Beyond “social” biases in data :
Historicity, scientific Opportunities
and societal Risks
11 January 2022 - 12h15-14h00
B101, Bastions - Online, Zoom
Registration mandatory - Under this link
The Data Science Competence Center (CCSD) of the University of Geneva is pleased to invite you to the sixth edition of the Data Science Seminars, exploring social biases in data.
Biases are inherent to any collection and analysis process, and depend on the objective of a given research. Of course, this problem is well known in science, and more particularly in statistics, which has developed complex tools and methods to limit or better understand their consequences on results. Tackling "social" biases with consciousness thus appears as a way to ensure quality research and the possibility of opening up new and unexpected avenues. However, with the rise of Big Data - and the aggregation of large disparate data sets - this critical awareness seems in many cases to be relegated - voluntarily or involuntarily - to the background of the analysis. Coupled with the sometimes blind trust placed in certain emerging data analytics methods, this tendency is not without societal risk, as these data sometimes support political, economic and social decision-making processes, reinforcing the importance of a in-depth understanding of "social" biases.
Through concrete examples drawn from their research, the speakers at this seminar will present how “social” biases appear in their research and how they tackle these issues. These presentations will notably highlight that all data sets are almost always biased. Consequently, the study of this problem has a long-lasting history in sciences, but also in official statistics, while a rich tool of methods exists to handle what today is often called ‘social bias’. They will also underline that the distinction between noise and information can never be taken for granted, while the bias of one research project can become the very data of another one. In this respect, separating noise from information is always a political choice, which should be thoroughly thought, explicitly discussed, and painstakingly implemented. Finally, the speakers will also show how the great uniformity of the population of developers and managers (white men from the middle or upper classes) reinforces the gender bias of artificial intelligence, and how this situation calls for a better understanding of the stakes of data through a more education.
Program
Bias – Sample Bias – Selection Bias – Social Bias
Stefan Sperlich, Professor of Statistics and Econometrics, Geneva School of Economics and Management.
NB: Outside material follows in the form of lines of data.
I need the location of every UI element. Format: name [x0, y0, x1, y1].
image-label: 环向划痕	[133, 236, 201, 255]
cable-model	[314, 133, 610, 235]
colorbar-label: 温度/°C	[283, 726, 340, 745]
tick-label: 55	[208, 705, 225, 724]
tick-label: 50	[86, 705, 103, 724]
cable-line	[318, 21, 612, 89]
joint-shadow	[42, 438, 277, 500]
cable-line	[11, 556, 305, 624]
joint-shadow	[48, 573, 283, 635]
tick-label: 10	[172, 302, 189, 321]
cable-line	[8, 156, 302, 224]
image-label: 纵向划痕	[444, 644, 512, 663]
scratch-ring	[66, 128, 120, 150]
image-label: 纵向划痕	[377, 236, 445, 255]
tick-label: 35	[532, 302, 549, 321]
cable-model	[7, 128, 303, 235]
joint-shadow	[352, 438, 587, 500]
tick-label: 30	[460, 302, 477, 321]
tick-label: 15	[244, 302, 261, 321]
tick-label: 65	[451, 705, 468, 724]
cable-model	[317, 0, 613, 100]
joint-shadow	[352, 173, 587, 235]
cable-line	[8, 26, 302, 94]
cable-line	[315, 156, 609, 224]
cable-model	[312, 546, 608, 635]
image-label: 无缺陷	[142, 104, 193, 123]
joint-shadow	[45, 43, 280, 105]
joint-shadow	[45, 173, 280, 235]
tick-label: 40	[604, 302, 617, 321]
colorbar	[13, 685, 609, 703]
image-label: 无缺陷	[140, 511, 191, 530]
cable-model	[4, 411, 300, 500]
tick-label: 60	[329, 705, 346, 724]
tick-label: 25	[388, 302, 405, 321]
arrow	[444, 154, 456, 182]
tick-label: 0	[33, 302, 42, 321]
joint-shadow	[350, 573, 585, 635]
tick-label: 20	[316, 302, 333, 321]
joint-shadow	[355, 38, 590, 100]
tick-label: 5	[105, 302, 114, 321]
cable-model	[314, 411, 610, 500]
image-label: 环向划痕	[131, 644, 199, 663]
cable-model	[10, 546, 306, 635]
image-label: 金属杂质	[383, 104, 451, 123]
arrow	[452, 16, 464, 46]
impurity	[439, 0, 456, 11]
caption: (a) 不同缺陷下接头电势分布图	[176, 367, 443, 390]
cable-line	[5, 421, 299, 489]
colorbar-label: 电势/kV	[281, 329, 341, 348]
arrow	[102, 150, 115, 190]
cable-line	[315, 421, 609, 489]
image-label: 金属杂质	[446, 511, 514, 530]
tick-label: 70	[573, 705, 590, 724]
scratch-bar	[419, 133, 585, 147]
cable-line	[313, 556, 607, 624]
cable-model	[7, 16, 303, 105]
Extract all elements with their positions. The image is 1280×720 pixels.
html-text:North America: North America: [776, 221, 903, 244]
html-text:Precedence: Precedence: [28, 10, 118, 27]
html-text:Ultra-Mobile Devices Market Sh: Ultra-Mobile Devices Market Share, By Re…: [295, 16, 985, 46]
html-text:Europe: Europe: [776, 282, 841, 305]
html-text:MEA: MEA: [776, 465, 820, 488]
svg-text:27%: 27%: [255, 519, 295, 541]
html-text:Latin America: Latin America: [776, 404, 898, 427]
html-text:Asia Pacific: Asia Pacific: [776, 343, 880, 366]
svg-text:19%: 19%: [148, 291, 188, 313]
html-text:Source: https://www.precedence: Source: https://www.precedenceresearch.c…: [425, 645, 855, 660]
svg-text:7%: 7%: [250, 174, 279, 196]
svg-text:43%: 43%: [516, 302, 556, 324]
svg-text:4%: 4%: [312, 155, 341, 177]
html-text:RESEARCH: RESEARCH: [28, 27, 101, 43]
In order to focus the discussion and understand each other, it is helpful to first clarify notation and objective. Typically, the objective is to estimate or test a specific parameter or function for a specific population of interest. The meaning of a “Bias” is relatively clear in statistics; and for any discussion in data analytics it is recommended to resort to such a clear definition. This “clearness” seems to get blurred when turning from a statistic (descriptive or inferential) to the dataset itself, e.g. from estimation bias to sample bias. While it is often distinguished then between experimental versus observational data, it might be more insightful to distinguish between a targeted survey (or census, series, etc) versus alternative data sources. Such distinction could help to understand that in the general linguistic sense, all data sets are almost always biased, rendering this notion a bit meaningless. This, however, is not a failure of statistics or data analytics; it just means that you need to adapt it to your objective. This requires to understand what population is actually represented by your data set and/or to be provided with external information about the population of interest (in order to link the dataset to it), or to have a clear idea about the data generating process (see notion ‘social’). It is a misbelief that this is intrinsic to, or special for, data (analytics) in social sciences; the study of this problem has a long-lasting history in sciences, especially biometrics, but also in official statistics. Consequently, there exists a rich tool of methods to handle what today is often called ‘social bias’.
Our bias about bias
Tommaso Venturini, Associate Professor, Geneva School of Social Sciences.
When thinking about the bias that comes with data (any kind of data, really), it is important to keep in mind that, in research, the distinction between noise and information can never be taken for granted. Quite the contrary such distinction is always dependent on the questions and objectives of the researchers and on the situation in which they operate. The bias of one research project can become the very data of another one. Keeping this in mind it is crucial to avoid believing that problem of data biases can be solved only through technical or statistical fixes. Separating noise from information is always a political choice, which should be thoroughly thought, explicitly discussed, and painstakingly implemented. This highlights, among other things, the importance to always be able to have a qualitative check of one’s quantitative corpus – computational analysis should never be warranted without the guarantee of a meticulous close reading check.
Inequality by design ? How to think together about gender bias in data
Isabelle Collet, Associate Professor, Faculty of Psychology and Educational sciences
Today, women represent less than 15% of students in computer science. This quasi non-gender mix of the field has consequences not only on gender equality in employment, but also on the inclusiveness and performance of digital applications. The great uniformity of the population of developers and managers (white men from the middle or upper classes) tends to make the needs and characteristics of other populations, especially women, disappear. The purpose of this conference is to expose the gender bias of artificial intelligence, and then to consider the educational solutions to be put in place to allow the whole society to understand the stakes of data.